Published on September 19, 2006 | Email this article

The chairman of Tribune Co., Dennis J. FitzSimons, sent a four-page letter to 20 prominent Los Angeles business people who had backed the Los Angeles Times’s stance last week against further newsroom cutbacks.

FitzSimons’s own stance was that the Chicago-based media company has made substantial improvements at the paper in the six years since it took ownership and would continue to invest in the paper’s future, writes the Los Angeles Times. He pointed out Tribune’s investment of $250 million in capital projects, and also noted that the 13 Pulitzer Prizes won by The Times since the Tribune takeover were more than the company won in the previous 10 years under Times Mirror Co., the paper’s former parent company.

Some executives at The Times noted that the editor who was responsible for many of the awards left the paper in protest over staff cuts.

On Thursday, Tribune directors will attend a board meeting and may be deciding the fate of the company’s 11 newspapers and 26 television stations.
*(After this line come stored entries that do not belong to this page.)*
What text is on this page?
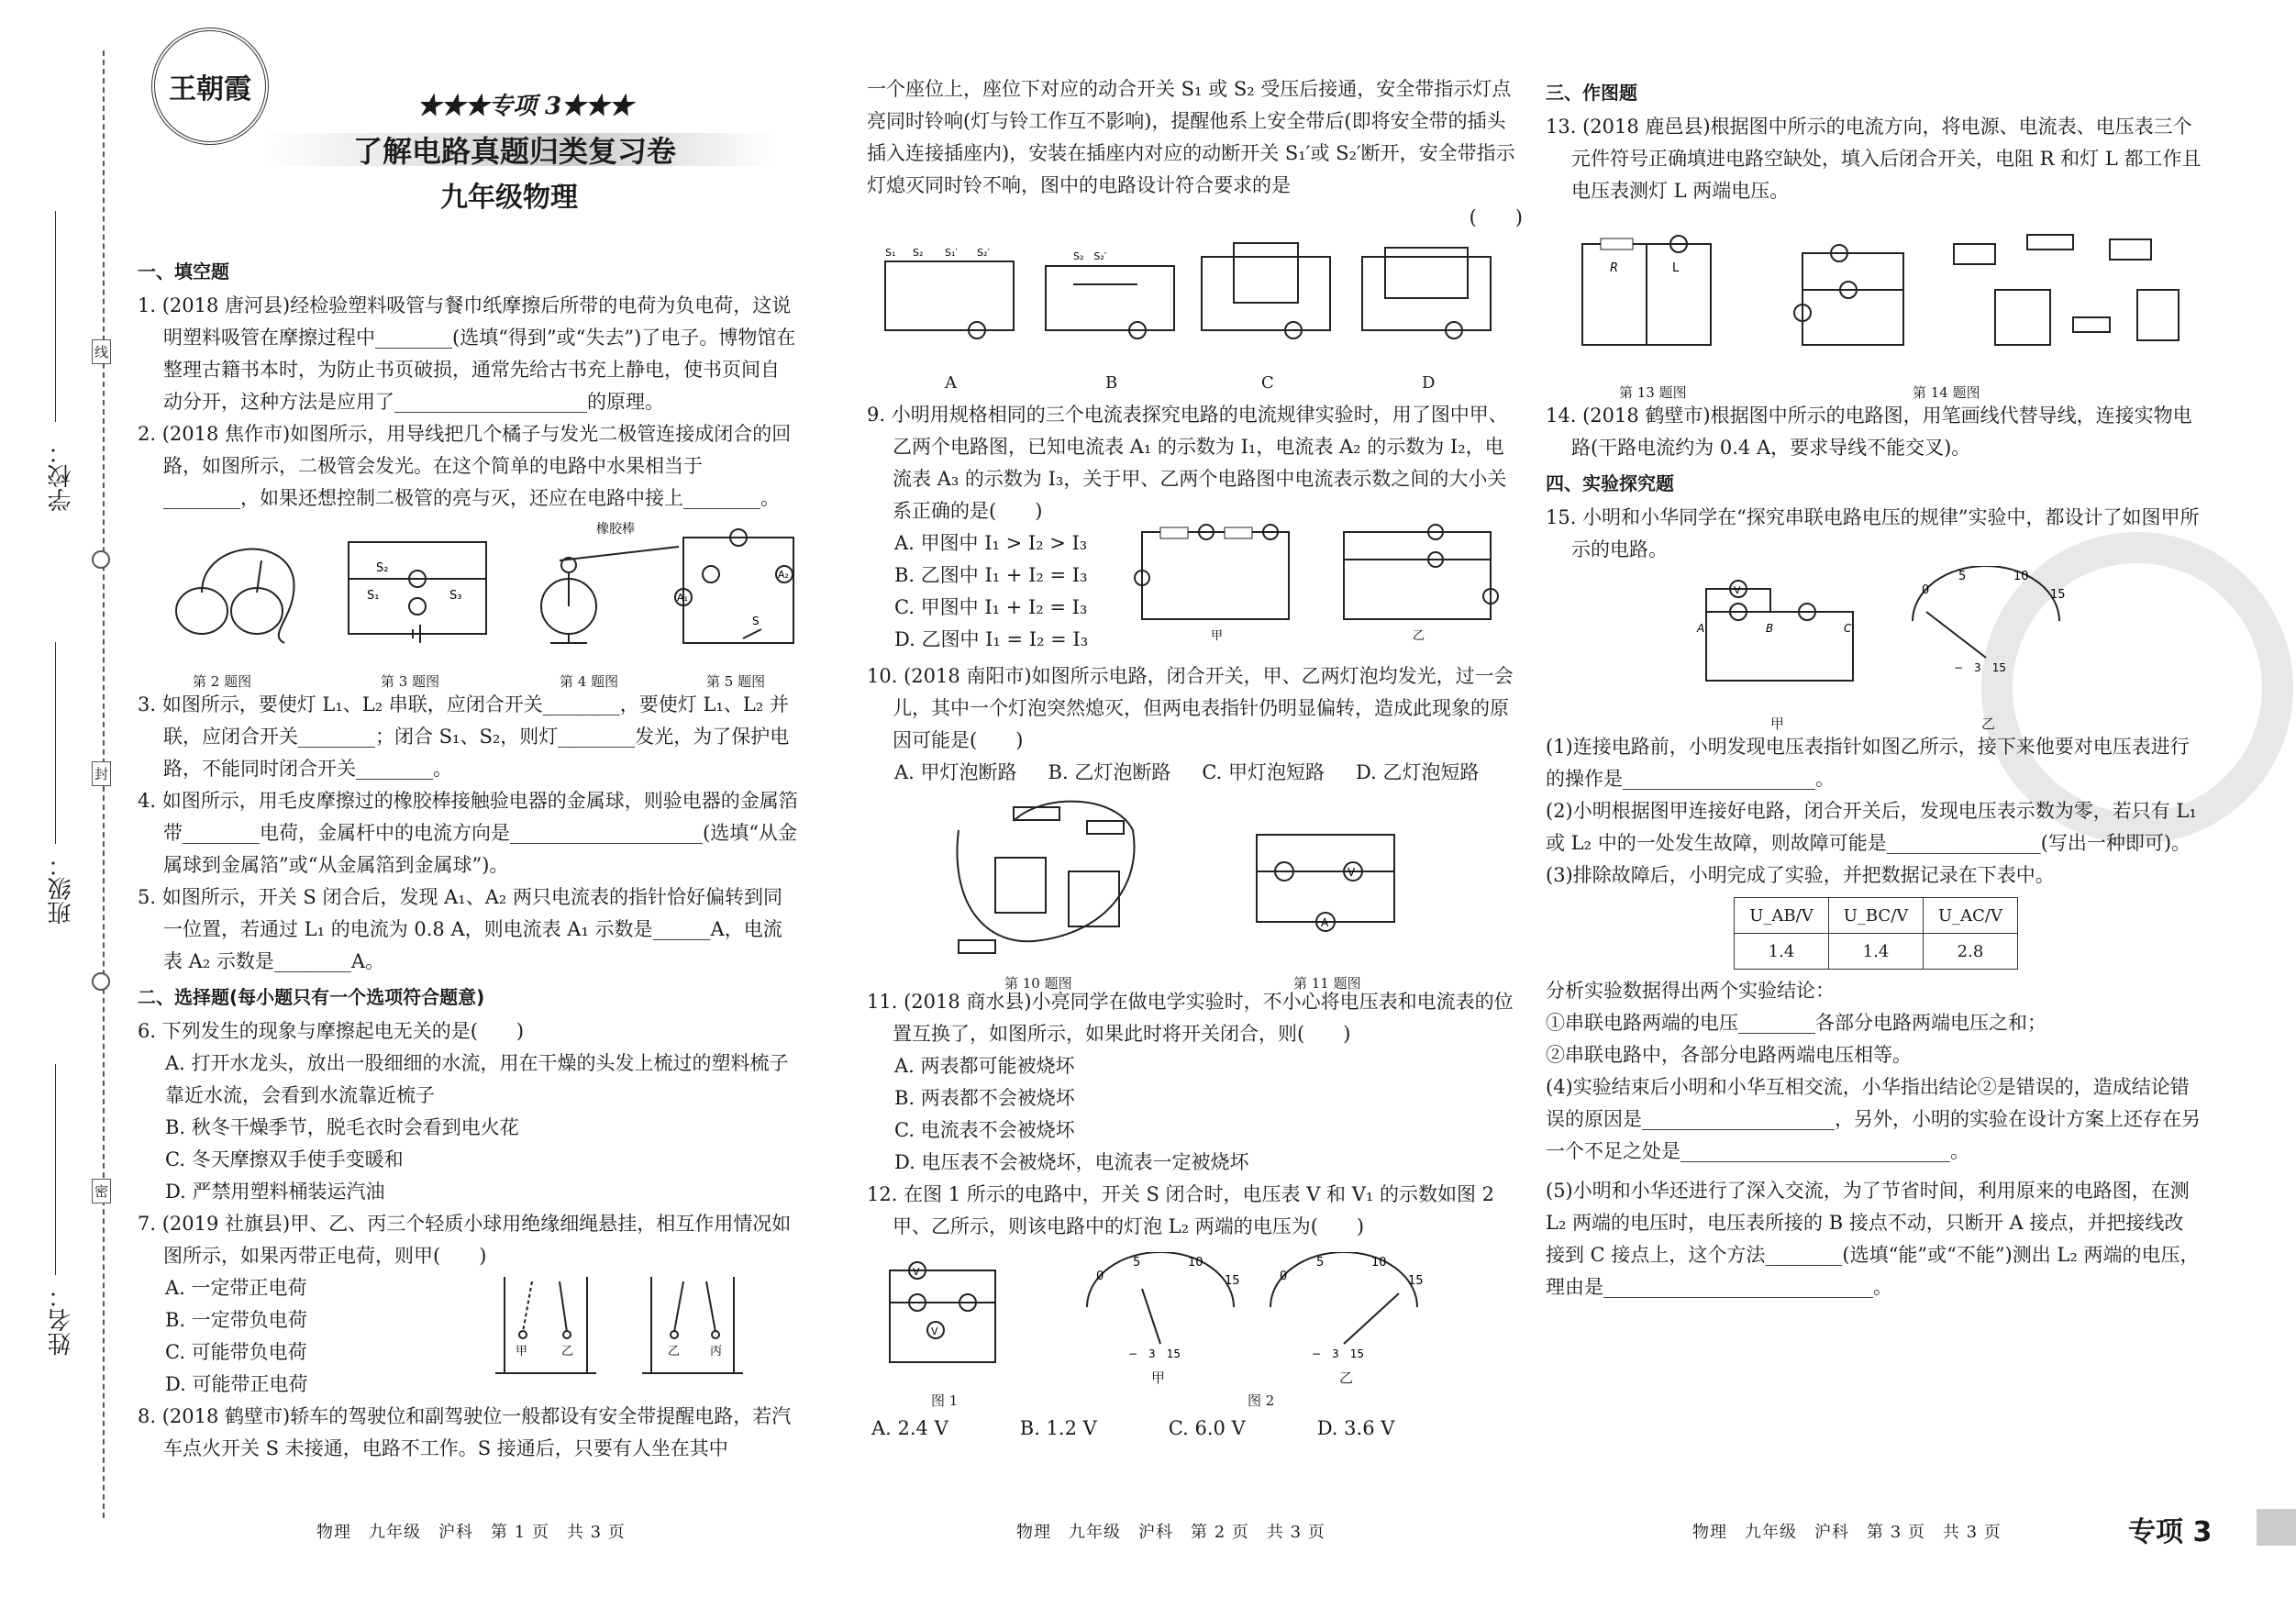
学校：
班级：
姓名：
线
封
密
王朝霞
★★★专项 3★★★
了解电路真题归类复习卷
九年级物理

一、填空题

1. (2018 唐河县)经检验塑料吸管与餐巾纸摩擦后所带的电荷为负电荷，这说明塑料吸管在摩擦过程中________(选填“得到”或“失去”)了电子。博物馆在整理古籍书本时，为防止书页破损，通常先给古书充上静电，使书页间自动分开，这种方法是应用了____________________的原理。

2. (2018 焦作市)如图所示，用导线把几个橘子与发光二极管连接成闭合的回路，如图所示，二极管会发光。在这个简单的电路中水果相当于________，如果还想控制二极管的亮与灭，还应在电路中接上________。

S₂
S₃
S₁
橡胶棒
A₁
A₂
S
第 2 题图	第 3 题图	第 4 题图	第 5 题图

3. 如图所示，要使灯 L₁、L₂ 串联，应闭合开关________，要使灯 L₁、L₂ 并联，应闭合开关________；闭合 S₁、S₂，则灯________发光，为了保护电路，不能同时闭合开关________。

4. 如图所示，用毛皮摩擦过的橡胶棒接触验电器的金属球，则验电器的金属箔带________电荷，金属杆中的电流方向是____________________(选填“从金属球到金属箔”或“从金属箔到金属球”)。

5. 如图所示，开关 S 闭合后，发现 A₁、A₂ 两只电流表的指针恰好偏转到同一位置，若通过 L₁ 的电流为 0.8 A，则电流表 A₁ 示数是______A，电流表 A₂ 示数是________A。

二、选择题(每小题只有一个选项符合题意)

6. 下列发生的现象与摩擦起电无关的是(　　)

A. 打开水龙头，放出一股细细的水流，用在干燥的头发上梳过的塑料梳子靠近水流，会看到水流靠近梳子

B. 秋冬干燥季节，脱毛衣时会看到电火花

C. 冬天摩擦双手使手变暖和

D. 严禁用塑料桶装运汽油

7. (2019 社旗县)甲、乙、丙三个轻质小球用绝缘细绳悬挂，相互作用情况如图所示，如果丙带正电荷，则甲(　　)

A. 一定带正电荷

B. 一定带负电荷

C. 可能带负电荷

D. 可能带正电荷

甲	乙	乙	丙

8. (2018 鹤壁市)轿车的驾驶位和副驾驶位一般都设有安全带提醒电路，若汽车点火开关 S 未接通，电路不工作。S 接通后，只要有人坐在其中

物理　九年级　沪科　第 1 页　共 3 页

一个座位上，座位下对应的动合开关 S₁ 或 S₂ 受压后接通，安全带指示灯点亮同时铃响(灯与铃工作互不影响)，提醒他系上安全带后(即将安全带的插头插入连接插座内)，安装在插座内对应的动断开关 S₁′或 S₂′断开，安全带指示灯熄灭同时铃不响，图中的电路设计符合要求的是

(　　)

S₁ S₂ S₁′ S₂′	S₂　S₂′
A	B	C	D

9. 小明用规格相同的三个电流表探究电路的电流规律实验时，用了图中甲、乙两个电路图，已知电流表 A₁ 的示数为 I₁，电流表 A₂ 的示数为 I₂，电流表 A₃ 的示数为 I₃，关于甲、乙两个电路图中电流表示数之间的大小关系正确的是(　　)

A. 甲图中 I₁ > I₂ > I₃

B. 乙图中 I₁ + I₂ = I₃

C. 甲图中 I₁ + I₂ = I₃

D. 乙图中 I₁ = I₂ = I₃	甲	乙

10. (2018 南阳市)如图所示电路，闭合开关，甲、乙两灯泡均发光，过一会儿，其中一个灯泡突然熄灭，但两电表指针仍明显偏转，造成此现象的原因可能是(　　)

A. 甲灯泡断路 B. 乙灯泡断路 C. 甲灯泡短路 D. 乙灯泡短路
V
A
第 10 题图	第 11 题图

11. (2018 商水县)小亮同学在做电学实验时，不小心将电压表和电流表的位置互换了，如图所示，如果此时将开关闭合，则(　　)

A. 两表都可能被烧坏

B. 两表都不会被烧坏

C. 电流表不会被烧坏

D. 电压表不会被烧坏，电流表一定被烧坏

12. 在图 1 所示的电路中，开关 S 闭合时，电压表 V 和 V₁ 的示数如图 2 甲、乙所示，则该电路中的灯泡 L₂ 两端的电压为(　　)

V
V
0
5	10
15
−　3　15
0
5	10
15
−　3　15
图 1
甲
图 2
乙
A. 2.4 V	B. 1.2 V	C. 6.0 V	D. 3.6 V
物理　九年级　沪科　第 2 页　共 3 页

三、作图题

13. (2018 鹿邑县)根据图中所示的电流方向，将电源、电流表、电压表三个元件符号正确填进电路空缺处，填入后闭合开关，电阻 R 和灯 L 都工作且电压表测灯 L 两端电压。

R	L
第 13 题图	第 14 题图

14. (2018 鹤壁市)根据图中所示的电路图，用笔画线代替导线，连接实物电路(干路电流约为 0.4 A，要求导线不能交叉)。

四、实验探究题

15. 小明和小华同学在“探究串联电路电压的规律”实验中，都设计了如图甲所示的电路。

V
A	B	C
0
5	10
15
−　3　15
甲	乙

(1)连接电路前，小明发现电压表指针如图乙所示，接下来他要对电压表进行的操作是____________________。

(2)小明根据图甲连接好电路，闭合开关后，发现电压表示数为零，若只有 L₁ 或 L₂ 中的一处发生故障，则故障可能是________________(写出一种即可)。

(3)排除故障后，小明完成了实验，并把数据记录在下表中。

U_AB/V	U_BC/V	U_AC/V
1.4	1.4	2.8

分析实验数据得出两个实验结论：

①串联电路两端的电压________各部分电路两端电压之和；

②串联电路中，各部分电路两端电压相等。

(4)实验结束后小明和小华互相交流，小华指出结论②是错误的，造成结论错误的原因是____________________，另外，小明的实验在设计方案上还存在另一个不足之处是____________________________。

(5)小明和小华还进行了深入交流，为了节省时间，利用原来的电路图，在测 L₂ 两端的电压时，电压表所接的 B 接点不动，只断开 A 接点，并把接线改接到 C 接点上，这个方法________(选填“能”或“不能”)测出 L₂ 两端的电压，理由是____________________________。

物理　九年级　沪科　第 3 页　共 3 页	专项 3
The company is facing pressure from its largest shareholder, California-based Chandler family - which sold The Times and other assets to Tribune in 2000 - to break up the company, according to the article.

A top executive at a large newspaper chain, who wished to remain anonymous, has predicted that Los Angeles Times editor Dean Baquet and publisher Jeffrey Johnson will be fired for refusing to comply with parent Tribune Company’s order to cut staff.